From: | David Rowley <david(dot)rowley(at)2ndquadrant(dot)com> |
---|---|
To: | Tomas Vondra <tomas(dot)vondra(at)2ndquadrant(dot)com> |
Cc: | Dean Rasheed <dean(dot)a(dot)rasheed(at)gmail(dot)com>, Thomas Munro <thomas(dot)munro(at)enterprisedb(dot)com>, Bruce Momjian <bruce(at)momjian(dot)us>, Alvaro Herrera <alvherre(at)2ndquadrant(dot)com>, Andres Freund <andres(at)anarazel(dot)de>, Mark Dilger <hornschnorter(at)gmail(dot)com>, Pg Hackers <pgsql-hackers(at)postgresql(dot)org> |
Subject: | Re: [HACKERS] PATCH: multivariate histograms and MCV lists |
Date: | 2019-01-22 14:43:35 |
Message-ID: | CAKJS1f-gQVQ6Je+vA6GjK_NKcNAL8haa47=gWet6vgkNMXQ+hQ@mail.gmail.com |
Views: | Raw Message | Whole Thread | Download mbox | Resend email |
Thread: | |
Lists: | pgsql-hackers |
On Fri, 18 Jan 2019 at 10:03, Tomas Vondra <tomas(dot)vondra(at)2ndquadrant(dot)com> wrote:
> thanks for the review. The attached patches address most of the issues
> mentioned in the past several messages, both in the MCV and histogram parts.
I made another pass over the 0001 patch. I've not read through mcv.c
again yet. Will try to get to that soon.
0001-multivariate-MCV-lists-20190117.patch
1. The following mentions "multiple functions", but lists just 1 function.
<para>
To inspect statistics defined using <command>CREATE STATISTICS</command>
command, <productname>PostgreSQL</productname> provides multiple functions.
</para>
2. There's a mix of usages of <literal>MCV</literal> and
<acronym>MCV</acronym> around the docs. Should these be the same?

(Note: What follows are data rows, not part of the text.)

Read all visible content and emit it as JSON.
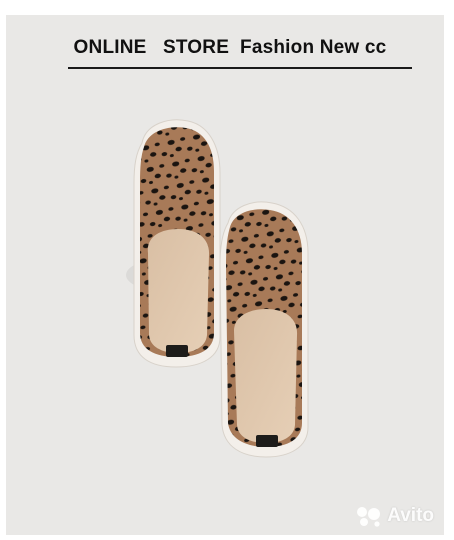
{
  "header": {
    "title": "ONLINE   STORE  Fashion New cc"
  },
  "product_image": {
    "icon": "leopard-slip-on-shoes-image",
    "pattern_color": "#a87a58",
    "spot_color": "#1a1410",
    "sole_color": "#f3efea"
  },
  "watermark": {
    "text": "Avito",
    "icon": "avito-logo-icon"
  }
}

3. analyze_mcv_list() is modified to make it an external function, but
it's not used anywhere out of analyze.c
4. The following can be simplified further:
* We can also leave the record as it is if there are no statistics
* including the datum values, like for example MCV lists.
*/
if (statext_is_kind_built(oldtup, STATS_EXT_MCV))
reset_stats = true;
/*
* If we can leave the statistics as it is, just do minimal cleanup
* and we're done.
*/
if (!reset_stats)
{
ReleaseSysCache(oldtup);
return;
}
to just:
/*
* When none of the defined statistics types contain datum values
* from the table's columns then there's no need to reset the stats.
* Functional dependencies and ndistinct stats should still hold true.
*/
if (!statext_is_kind_built(oldtup, STATS_EXT_MCV))
{
ReleaseSysCache(oldtup);
return;
}
5. "so that we can ignore them below." seems misplaced now since
you've moved all the code below into clauselist_selectivity_simple().
Maybe you can change it to "so that we can inform
clauselist_selectivity_simple about clauses that it should ignore" ?
* filled with the 0-based list positions of clauses used that way, so
* that we can ignore them below.
6. README.mcv: multi-variate -> multivariate
are large the list may be quite large. This is especially true for multi-variate
7. README.mcv: similar -> a similar
it impossible to use anyarrays. It might be possible to produce similar
8. I saw you added IS NOT NULL to README.mcv, but README just mentions:
(b) MCV lists - equality and inequality clauses (AND, OR, NOT), IS NULL
Should that mention IS NOT NULL too?
9. The header comment for build_attnums_array() claims that it
"transforms an array of AttrNumber values into a bitmap", but it does
the opposite.
* Transforms an array of AttrNumber values into a bitmap.
10. The following Assert is not entirely useless. The bitmapset could
have a 0 member, but it can't store negative values.
while ((j = bms_next_member(attrs, j)) >= 0)
{
/* user-defined attributes only */
Assert(AttrNumberIsForUserDefinedAttr(j));
Just checking you thought of that when you added it?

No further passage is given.